Teachers hold the key
The Teacher Education Council (TEC) has swiftly moved and launched its roadmap for innovative programs. However, challenges persist in clarifying the relationship between the TEC and CHED’s Technical Panel for Teacher Education.
Underperforming teacher education institutions (TEIs) continue to operate despite consistently poor licensure examination records amid the mandate of the PRC Modernization Act of 2000 (RA 8981) to monitor school performance and teaching conditions. The teacher education curriculum remains unaligned with the Licensure Examination for Teachers. The board ratings are high, but the passing rate remains low.
In high school, 62 percent of teachers teach subjects outside their college major (a 98 percent mismatch in the physical sciences and an 80 percent mismatch in the biological sciences), highlighting a critical gap in subject-specific expertise.
Teachers face limited career advancement opportunities. It takes teachers 15 years to move from Teacher 1 (salary grade 11 at P27,000) to Teacher 3 (salary grade 13 at P31,320). There is already a two-year delay in the issuance of the IRR for the Career Progression System (Executive Order 174, s. 2022).

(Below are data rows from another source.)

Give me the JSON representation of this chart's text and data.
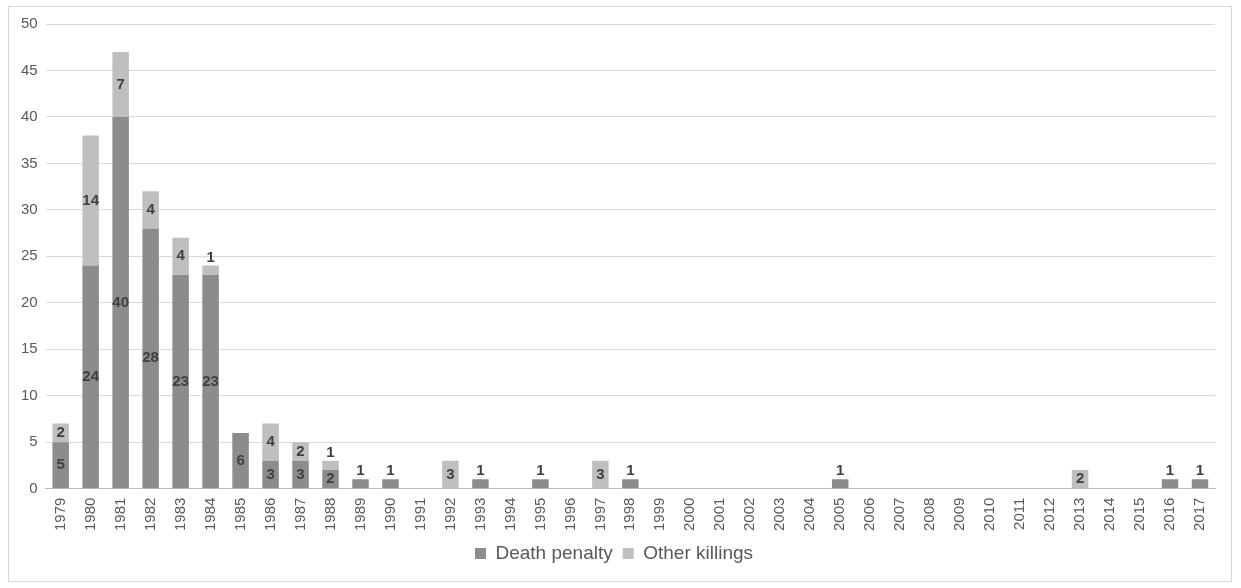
{
  "chart_data": {
    "type": "bar",
    "stacked": true,
    "categories": [
      "1979",
      "1980",
      "1981",
      "1982",
      "1983",
      "1984",
      "1985",
      "1986",
      "1987",
      "1988",
      "1989",
      "1990",
      "1991",
      "1992",
      "1993",
      "1994",
      "1995",
      "1996",
      "1997",
      "1998",
      "1999",
      "2000",
      "2001",
      "2002",
      "2003",
      "2004",
      "2005",
      "2006",
      "2007",
      "2008",
      "2009",
      "2010",
      "2011",
      "2012",
      "2013",
      "2014",
      "2015",
      "2016",
      "2017"
    ],
    "series": [
      {
        "name": "Death penalty",
        "color": "#8c8c8c",
        "values": [
          5,
          24,
          40,
          28,
          23,
          23,
          6,
          3,
          3,
          2,
          1,
          1,
          0,
          0,
          1,
          0,
          1,
          0,
          0,
          1,
          0,
          0,
          0,
          0,
          0,
          0,
          1,
          0,
          0,
          0,
          0,
          0,
          0,
          0,
          0,
          0,
          0,
          1,
          1
        ],
        "value_labels": [
          "5",
          "24",
          "40",
          "28",
          "23",
          "23",
          "6",
          "3",
          "3",
          "2",
          "1",
          "1",
          null,
          null,
          "1",
          null,
          "1",
          null,
          null,
          "1",
          null,
          null,
          null,
          null,
          null,
          null,
          "1",
          null,
          null,
          null,
          null,
          null,
          null,
          null,
          null,
          null,
          null,
          "1",
          "1"
        ]
      },
      {
        "name": "Other killings",
        "color": "#bfbfbf",
        "values": [
          2,
          14,
          7,
          4,
          4,
          1,
          0,
          4,
          2,
          1,
          0,
          0,
          0,
          3,
          0,
          0,
          0,
          0,
          3,
          0,
          0,
          0,
          0,
          0,
          0,
          0,
          0,
          0,
          0,
          0,
          0,
          0,
          0,
          0,
          2,
          0,
          0,
          0,
          0
        ],
        "value_labels": [
          "2",
          "14",
          "7",
          "4",
          "4",
          "1",
          null,
          "4",
          "2",
          "1",
          null,
          null,
          null,
          "3",
          null,
          null,
          null,
          null,
          "3",
          null,
          null,
          null,
          null,
          null,
          null,
          null,
          null,
          null,
          null,
          null,
          null,
          null,
          null,
          null,
          "2",
          null,
          null,
          null,
          null
        ]
      }
    ],
    "ylim": [
      0,
      50
    ],
    "yticks": [
      0,
      5,
      10,
      15,
      20,
      25,
      30,
      35,
      40,
      45,
      50
    ],
    "grid": "y",
    "legend": "bottom"
  }
}
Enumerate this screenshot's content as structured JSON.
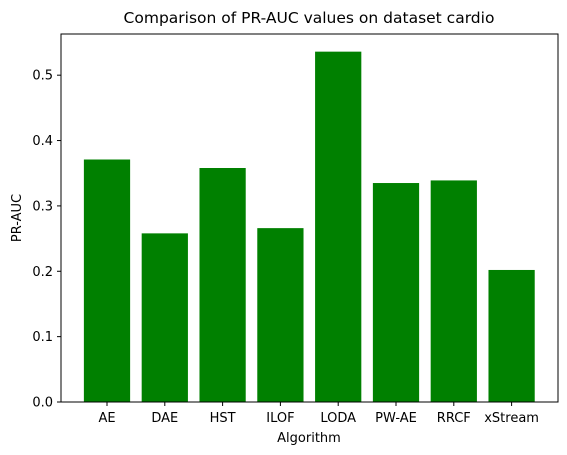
{
  "chart_data": {
    "type": "bar",
    "title": "Comparison of PR-AUC values on dataset cardio",
    "xlabel": "Algorithm",
    "ylabel": "PR-AUC",
    "categories": [
      "AE",
      "DAE",
      "HST",
      "ILOF",
      "LODA",
      "PW-AE",
      "RRCF",
      "xStream"
    ],
    "values": [
      0.371,
      0.258,
      0.358,
      0.266,
      0.536,
      0.335,
      0.339,
      0.202
    ],
    "ylim": [
      0,
      0.563
    ],
    "yticks": [
      0.0,
      0.1,
      0.2,
      0.3,
      0.4,
      0.5
    ],
    "ytick_labels": [
      "0.0",
      "0.1",
      "0.2",
      "0.3",
      "0.4",
      "0.5"
    ],
    "bar_color": "#008000",
    "grid": false
  }
}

Ancillary administrative tasks still burden teachers, making two out of three teachers work more than 40 hours per week.
Promising TVET
Lack of coordination and fragmentation impede the country from providing useful labor market information to guide policies and decision-making.
While TVET graduates are highly employable (95.5 percent), many (15.2 percent) end up underemployed, with 30.3 percent ending up in the informal sector โ earning slightly lower daily basic pay than non-TVET graduates. Enterprise-based training has been held back due to outdated guidelines as well as inadequate oversight and support since the 1990s.
Many sectors still do not have industry boards, and many courses lack training regulations.
Bigger picture
Trifocalization, the separation of education governance, has not improved learning outcomes because it has instead created silos operating in isolation rather than working toward cohesive policy development.
The constitutional provision on “complementarity” between public and private education has not been operationalized. Private enrollment has dropped by 20 percent.
Our education system suffers from underinvestment. Currently, the Philippines allocates an average of 3.2 percent of its gross domestic product to education (recommended at 4 percent-6 percent).
Now that Edcom 2 has stated the problems well, with recommendations, the government must lead to solving these โ or this country is doomed.